In early October a subcommittee of the House Commerce Committee conducted a hearing on "fraud and abuse" in the partial hospital program. HCFA auditors had the week before terminated 80 so-called CMHCs in nine states from the program because they failed to provide active treatmentówhat the HCFA administrator and the press termed "warehousing, playing bingo, watching TV."

The Provider Players

In general there are four kinds of providers participating in the Medicare partial hospitalization program:

  1. Hospital-based programs, represented by the National Association of Psychiatric Health Systems (NAPHS), formerly the National Association of Private Psychiatric Hospitals.
  1. Community Mental Health Centers, represented by the National Council of Community Behavioral Healthcare (NCCBH), formerly the National Council of Community Mental Health Centers.
  1. Free-standing partial hospitalization programs, represented by the Association for Ambulatory Behavioral Healthcare (AABH)B, formerly the American Association for Partial Hospitalization.
  1. Storefront operations, frequently family owned, that call themselves CMHCs for purposes of Medicare billing.

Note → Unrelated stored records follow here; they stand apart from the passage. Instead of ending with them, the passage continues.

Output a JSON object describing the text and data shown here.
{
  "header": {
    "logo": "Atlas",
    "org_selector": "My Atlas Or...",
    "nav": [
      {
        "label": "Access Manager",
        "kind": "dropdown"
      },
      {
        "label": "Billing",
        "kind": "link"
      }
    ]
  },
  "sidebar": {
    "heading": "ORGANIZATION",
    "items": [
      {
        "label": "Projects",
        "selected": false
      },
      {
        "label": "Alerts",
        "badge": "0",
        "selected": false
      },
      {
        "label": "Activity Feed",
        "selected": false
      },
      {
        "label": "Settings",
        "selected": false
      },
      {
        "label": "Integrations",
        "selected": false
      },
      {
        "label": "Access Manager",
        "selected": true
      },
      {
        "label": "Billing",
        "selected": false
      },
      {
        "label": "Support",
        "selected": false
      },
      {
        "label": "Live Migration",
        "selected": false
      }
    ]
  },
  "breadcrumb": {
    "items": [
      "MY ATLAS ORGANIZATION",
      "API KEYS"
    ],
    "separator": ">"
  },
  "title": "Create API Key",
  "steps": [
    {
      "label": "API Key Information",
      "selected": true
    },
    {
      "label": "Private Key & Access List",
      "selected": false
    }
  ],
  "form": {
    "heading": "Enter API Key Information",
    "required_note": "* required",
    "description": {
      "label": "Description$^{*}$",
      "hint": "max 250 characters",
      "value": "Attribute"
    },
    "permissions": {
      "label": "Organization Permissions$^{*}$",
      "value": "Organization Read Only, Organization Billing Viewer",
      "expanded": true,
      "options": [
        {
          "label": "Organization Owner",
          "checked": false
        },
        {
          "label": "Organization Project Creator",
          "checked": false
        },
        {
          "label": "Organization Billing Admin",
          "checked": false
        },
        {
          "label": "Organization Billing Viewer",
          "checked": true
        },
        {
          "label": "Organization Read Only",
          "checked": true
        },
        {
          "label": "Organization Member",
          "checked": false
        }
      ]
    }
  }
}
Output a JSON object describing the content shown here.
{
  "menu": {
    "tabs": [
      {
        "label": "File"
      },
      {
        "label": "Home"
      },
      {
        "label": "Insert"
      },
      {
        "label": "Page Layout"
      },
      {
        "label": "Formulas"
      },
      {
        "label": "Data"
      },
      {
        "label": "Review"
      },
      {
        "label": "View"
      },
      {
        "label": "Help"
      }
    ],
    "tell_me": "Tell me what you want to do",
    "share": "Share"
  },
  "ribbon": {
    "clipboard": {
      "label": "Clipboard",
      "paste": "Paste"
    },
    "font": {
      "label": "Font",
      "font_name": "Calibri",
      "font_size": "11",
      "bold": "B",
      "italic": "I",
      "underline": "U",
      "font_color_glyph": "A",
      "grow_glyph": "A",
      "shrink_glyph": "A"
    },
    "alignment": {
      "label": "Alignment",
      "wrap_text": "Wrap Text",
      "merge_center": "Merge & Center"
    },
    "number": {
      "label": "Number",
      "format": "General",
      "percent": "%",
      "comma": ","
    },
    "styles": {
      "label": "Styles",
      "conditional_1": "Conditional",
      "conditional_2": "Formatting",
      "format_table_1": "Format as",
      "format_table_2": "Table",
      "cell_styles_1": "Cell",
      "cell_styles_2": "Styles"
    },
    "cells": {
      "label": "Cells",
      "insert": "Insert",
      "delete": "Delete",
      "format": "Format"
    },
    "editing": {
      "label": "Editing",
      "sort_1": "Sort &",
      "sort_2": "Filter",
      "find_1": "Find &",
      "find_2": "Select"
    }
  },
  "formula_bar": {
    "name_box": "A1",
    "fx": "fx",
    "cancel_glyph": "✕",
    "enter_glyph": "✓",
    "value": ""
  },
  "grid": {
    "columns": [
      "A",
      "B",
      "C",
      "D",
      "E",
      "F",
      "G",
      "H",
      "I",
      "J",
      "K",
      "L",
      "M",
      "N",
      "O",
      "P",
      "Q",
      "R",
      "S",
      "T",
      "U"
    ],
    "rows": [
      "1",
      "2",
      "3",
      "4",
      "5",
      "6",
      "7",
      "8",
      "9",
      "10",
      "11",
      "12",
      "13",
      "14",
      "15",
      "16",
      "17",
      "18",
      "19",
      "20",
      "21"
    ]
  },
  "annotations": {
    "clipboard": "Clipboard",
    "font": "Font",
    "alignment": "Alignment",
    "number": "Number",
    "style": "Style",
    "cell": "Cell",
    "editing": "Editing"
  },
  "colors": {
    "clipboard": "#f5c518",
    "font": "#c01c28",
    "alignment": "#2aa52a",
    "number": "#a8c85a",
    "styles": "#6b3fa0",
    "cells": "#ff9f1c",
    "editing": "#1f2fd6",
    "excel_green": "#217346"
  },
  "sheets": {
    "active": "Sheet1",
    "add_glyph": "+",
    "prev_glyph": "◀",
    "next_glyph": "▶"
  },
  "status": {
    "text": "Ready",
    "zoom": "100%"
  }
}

NAMI works with both NAPHS and NCCBH and occasionally attends meetings with AABH. Each of these provider groups has its own recommended solution to the problems of the partial programs.

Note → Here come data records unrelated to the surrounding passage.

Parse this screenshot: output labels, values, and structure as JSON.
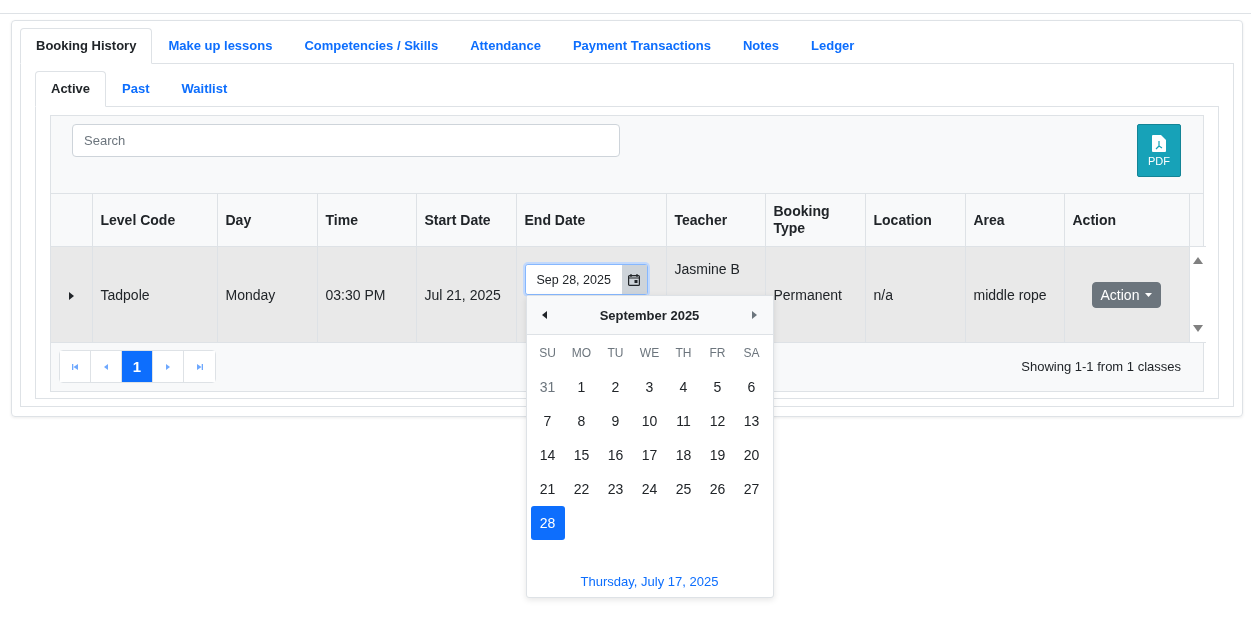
{
  "tabs": [
    {
      "label": "Booking History",
      "selected": true
    },
    {
      "label": "Make up lessons",
      "selected": false
    },
    {
      "label": "Competencies / Skills",
      "selected": false
    },
    {
      "label": "Attendance",
      "selected": false
    },
    {
      "label": "Payment Transactions",
      "selected": false
    },
    {
      "label": "Notes",
      "selected": false
    },
    {
      "label": "Ledger",
      "selected": false
    }
  ],
  "subtabs": [
    {
      "label": "Active",
      "selected": true
    },
    {
      "label": "Past",
      "selected": false
    },
    {
      "label": "Waitlist",
      "selected": false
    }
  ],
  "search": {
    "placeholder": "Search"
  },
  "export_button": {
    "label": "PDF"
  },
  "table": {
    "columns": [
      "Level Code",
      "Day",
      "Time",
      "Start Date",
      "End Date",
      "Teacher",
      "Booking Type",
      "Location",
      "Area",
      "Action"
    ],
    "rows": [
      {
        "expanded": false,
        "level_code": "Tadpole",
        "day": "Monday",
        "time": "03:30 PM",
        "start_date": "Jul 21, 2025",
        "end_date": "Sep 28, 2025",
        "teacher": "Jasmine B",
        "booking_type": "Permanent",
        "location": "n/a",
        "area": "middle rope",
        "action": "Action"
      }
    ]
  },
  "pagination": {
    "pages": [
      {
        "label": "1",
        "selected": true
      }
    ],
    "summary": "Showing 1-1 from 1 classes"
  },
  "datepicker": {
    "title": "September 2025",
    "weekdays": [
      "SU",
      "MO",
      "TU",
      "WE",
      "TH",
      "FR",
      "SA"
    ],
    "days": [
      {
        "label": "31",
        "outside": true,
        "selected": false
      },
      {
        "label": "1",
        "outside": false,
        "selected": false
      },
      {
        "label": "2",
        "outside": false,
        "selected": false
      },
      {
        "label": "3",
        "outside": false,
        "selected": false
      },
      {
        "label": "4",
        "outside": false,
        "selected": false
      },
      {
        "label": "5",
        "outside": false,
        "selected": false
      },
      {
        "label": "6",
        "outside": false,
        "selected": false
      },
      {
        "label": "7",
        "outside": false,
        "selected": false
      },
      {
        "label": "8",
        "outside": false,
        "selected": false
      },
      {
        "label": "9",
        "outside": false,
        "selected": false
      },
      {
        "label": "10",
        "outside": false,
        "selected": false
      },
      {
        "label": "11",
        "outside": false,
        "selected": false
      },
      {
        "label": "12",
        "outside": false,
        "selected": false
      },
      {
        "label": "13",
        "outside": false,
        "selected": false
      },
      {
        "label": "14",
        "outside": false,
        "selected": false
      },
      {
        "label": "15",
        "outside": false,
        "selected": false
      },
      {
        "label": "16",
        "outside": false,
        "selected": false
      },
      {
        "label": "17",
        "outside": false,
        "selected": false
      },
      {
        "label": "18",
        "outside": false,
        "selected": false
      },
      {
        "label": "19",
        "outside": false,
        "selected": false
      },
      {
        "label": "20",
        "outside": false,
        "selected": false
      },
      {
        "label": "21",
        "outside": false,
        "selected": false
      },
      {
        "label": "22",
        "outside": false,
        "selected": false
      },
      {
        "label": "23",
        "outside": false,
        "selected": false
      },
      {
        "label": "24",
        "outside": false,
        "selected": false
      },
      {
        "label": "25",
        "outside": false,
        "selected": false
      },
      {
        "label": "26",
        "outside": false,
        "selected": false
      },
      {
        "label": "27",
        "outside": false,
        "selected": false
      },
      {
        "label": "28",
        "outside": false,
        "selected": true
      }
    ],
    "today": "Thursday, July 17, 2025"
  }
}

  1. NAPHS advocates more detailed HCFA conditions of participation for partial hospitalization, consistently applied by the fiscal intermediaries.
  1. NCCBH advocates a proactive role by the state mental health authorities, which finance the traditional CMHCs, and also advocates a revised Medicare statutory definition of a CMHC.
  1. AABH advocates more detailed HCFA conditions of participation for partial hospitalization, consistently applied by the fiscal intermediaries.

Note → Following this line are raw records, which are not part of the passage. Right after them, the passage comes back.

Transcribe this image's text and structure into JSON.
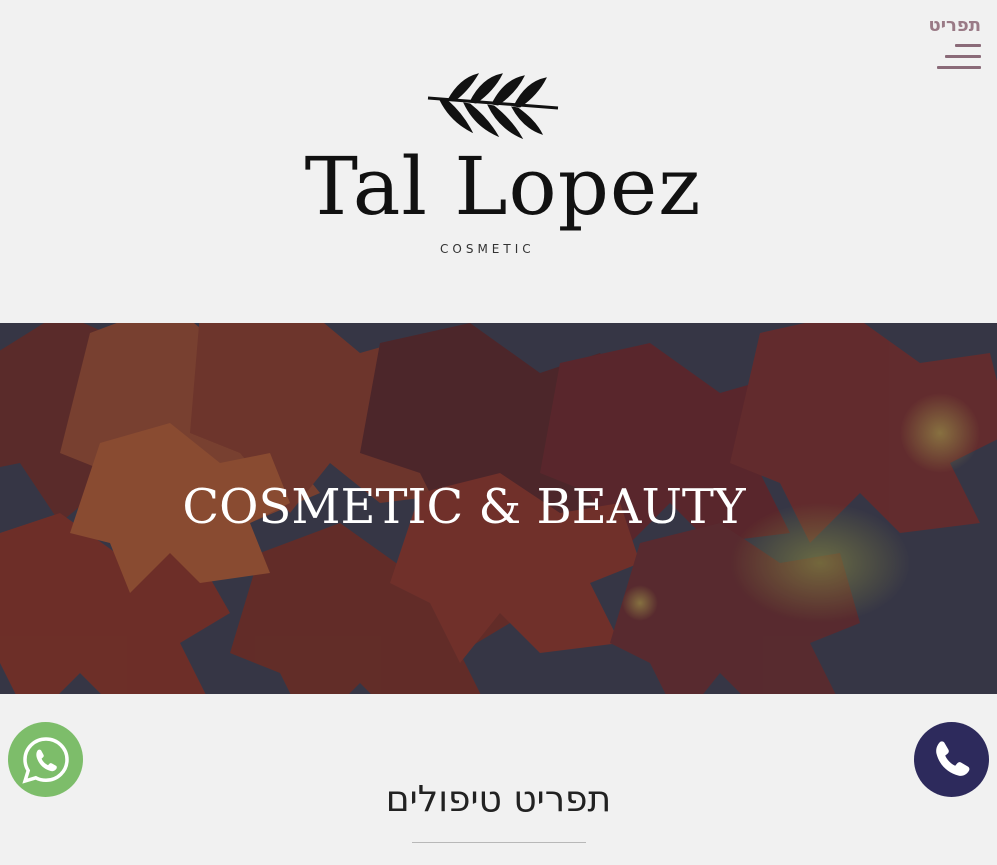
{
  "header": {
    "menu_label": "תפריט"
  },
  "logo": {
    "name": "Tal Lopez",
    "subtitle": "COSMETIC"
  },
  "hero": {
    "title": "COSMETIC & BEAUTY"
  },
  "contact": {
    "whatsapp_icon": "whatsapp-icon",
    "phone_icon": "phone-icon",
    "whatsapp_color": "#7dbd6a",
    "phone_color": "#2d2a5c"
  },
  "section": {
    "title": "תפריט טיפולים"
  },
  "colors": {
    "menu_accent": "#9a7a86",
    "background": "#f1f1f1"
  }
}
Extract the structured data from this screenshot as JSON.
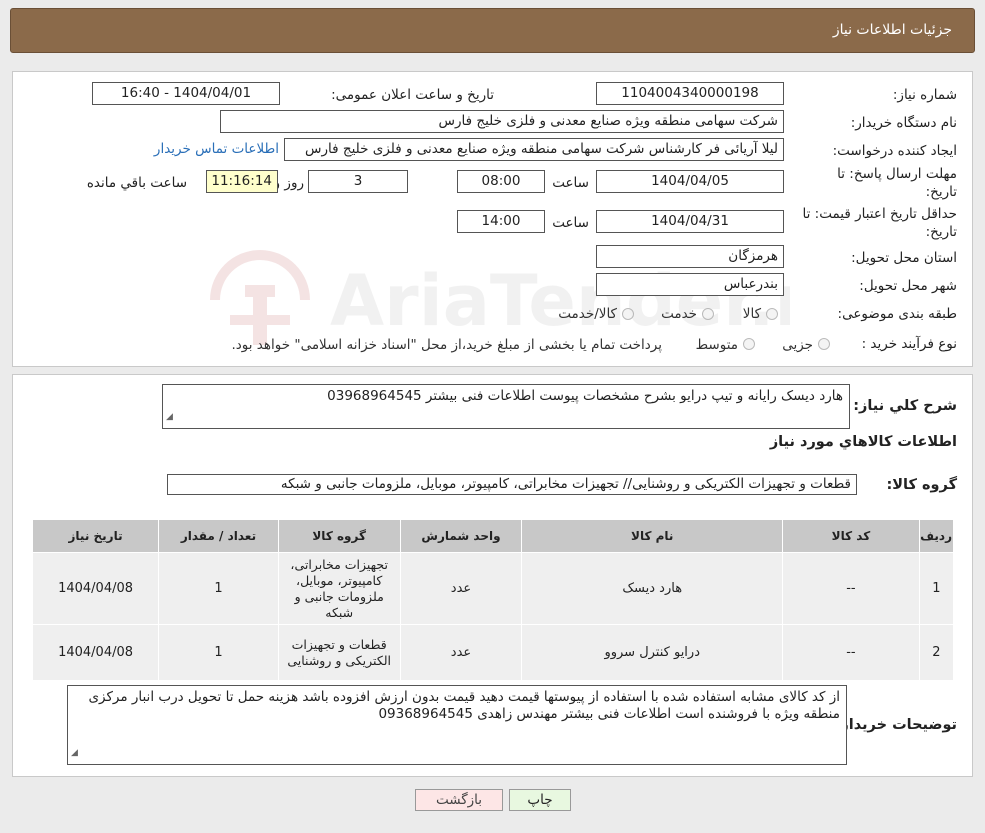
{
  "header": {
    "title": "جزئیات اطلاعات نیاز"
  },
  "need_info": {
    "need_number_label": "شماره نیاز:",
    "need_number": "1104004340000198",
    "announce_label": "تاریخ و ساعت اعلان عمومی:",
    "announce_value": "1404/04/01 - 16:40",
    "buyer_org_label": "نام دستگاه خریدار:",
    "buyer_org": "شرکت سهامی منطقه ویژه صنایع معدنی و فلزی خلیج فارس",
    "creator_label": "ایجاد کننده درخواست:",
    "creator": "لیلا آریائی فر کارشناس شرکت سهامی منطقه ویژه صنایع معدنی و فلزی خلیج فارس",
    "contact_link": "اطلاعات تماس خریدار",
    "deadline_label_line1": "مهلت ارسال پاسخ: تا",
    "deadline_label_line2": "تاریخ:",
    "deadline_date": "1404/04/05",
    "time_label": "ساعت",
    "deadline_time": "08:00",
    "days_value": "3",
    "days_label": "روز و",
    "remaining_time": "11:16:14",
    "remaining_label": "ساعت باقي مانده",
    "validity_label_line1": "حداقل تاریخ اعتبار قیمت: تا",
    "validity_label_line2": "تاریخ:",
    "validity_date": "1404/04/31",
    "validity_time_label": "ساعت",
    "validity_time": "14:00",
    "province_label": "استان محل تحویل:",
    "province": "هرمزگان",
    "city_label": "شهر محل تحویل:",
    "city": "بندرعباس",
    "category_label": "طبقه بندی موضوعی:",
    "category_options": [
      "کالا",
      "خدمت",
      "کالا/خدمت"
    ],
    "process_label": "نوع فرآیند خرید :",
    "process_options": [
      "جزیی",
      "متوسط"
    ],
    "process_note": "پرداخت تمام یا بخشی از مبلغ خرید،از محل \"اسناد خزانه اسلامی\" خواهد بود."
  },
  "watermark": {
    "text": "AriaTender.neT"
  },
  "details": {
    "summary_label": "شرح کلي نياز:",
    "summary": "هارد دیسک رایانه و تیپ درایو بشرح مشخصات پیوست اطلاعات فنی بیشتر 03968964545",
    "goods_info_title": "اطلاعات کالاهاي مورد نياز",
    "group_label": "گروه کالا:",
    "group_value": "قطعات و تجهیزات الکتریکی و روشنایی// تجهیزات مخابراتی، کامپیوتر، موبایل، ملزومات جانبی و شبکه",
    "table": {
      "headers": [
        "رديف",
        "کد کالا",
        "نام کالا",
        "واحد شمارش",
        "گروه کالا",
        "تعداد / مقدار",
        "تاریخ نیاز"
      ],
      "rows": [
        {
          "row": "1",
          "code": "--",
          "name": "هارد دیسک",
          "unit": "عدد",
          "group": "تجهیزات مخابراتی، کامپیوتر، موبایل، ملزومات جانبی و شبکه",
          "qty": "1",
          "date": "1404/04/08"
        },
        {
          "row": "2",
          "code": "--",
          "name": "درایو کنترل سروو",
          "unit": "عدد",
          "group": "قطعات و تجهیزات الکتریکی و روشنایی",
          "qty": "1",
          "date": "1404/04/08"
        }
      ]
    },
    "buyer_notes_label": "توضیحات خریدار:",
    "buyer_notes": "از کد کالای مشابه استفاده شده با استفاده از پیوستها قیمت دهید  قیمت بدون ارزش افزوده باشد هزینه حمل تا تحویل درب انبار مرکزی منطقه ویژه با فروشنده است اطلاعات فنی بیشتر مهندس زاهدی 09368964545"
  },
  "buttons": {
    "print": "چاپ",
    "back": "بازگشت"
  },
  "colors": {
    "header_bg": "#8b6a4a",
    "link": "#2a6fb8",
    "yellow_box": "#ffffcc",
    "back_btn_bg": "#fde6e6",
    "print_btn_bg": "#e8f8e0"
  }
}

In many ways, none of the three groups want to alter its current operations. Each wants to maximize its Medicare revenue while serving persons with mental illness in the program model currently offers. Defense of their current program models is a predominant goal of these groups. All want to immediately terminate the storefront operations calling themselves CMHCs. Some states and providers have supported expansion of these programs, preferring 100-percent Medicare reimbursement at higher rates than either a Medicaid or state general revenue rate.

What Does NAMI Want?

  1. NAMI supports a revised Medicare statutory definition of CMHC that retains in law two existing CMHC Medicare statutory requirements: that CMHCs must provide 24-hour-a-day emergency care services and that CMHCs must screen and assess persons for possible hospital admissions. NAMI supports a pro-active role by the state mental health authorities.
  2. NAMI wants providers to be licensed by the state and meet national standards of clinical care. Reports of their compliance with national standards should be publicly available.
  1. All persons served should have a documented diagnosis of illness.
  1. All persons served should have an individualized treatment plan with stated clinical goals and progress notes.
  1. The existing peer review organizations (PROs)(Part 462 of the Code of Federal Regulations) should increase their psychiatric treatment expertise and be directly involved in verifying a sample of clinical cases as medically necessary and appropriate. PRO reports should be publicly available.
  2. NAMI supports the expectation to improve or maintain functional levels to prevent relapse or hospitalization. NAMI also strongly advocates for the expansion of the Medicare benefit to cover medications, psychiatric rehabilitation, case management, and programs of assertive community treatment. Program integrity of partial hospitalization services must be restored to retain this important Medicare benefit, but the entire benefit must be expanded to meet the needs of persons with severe and persistent mental illness.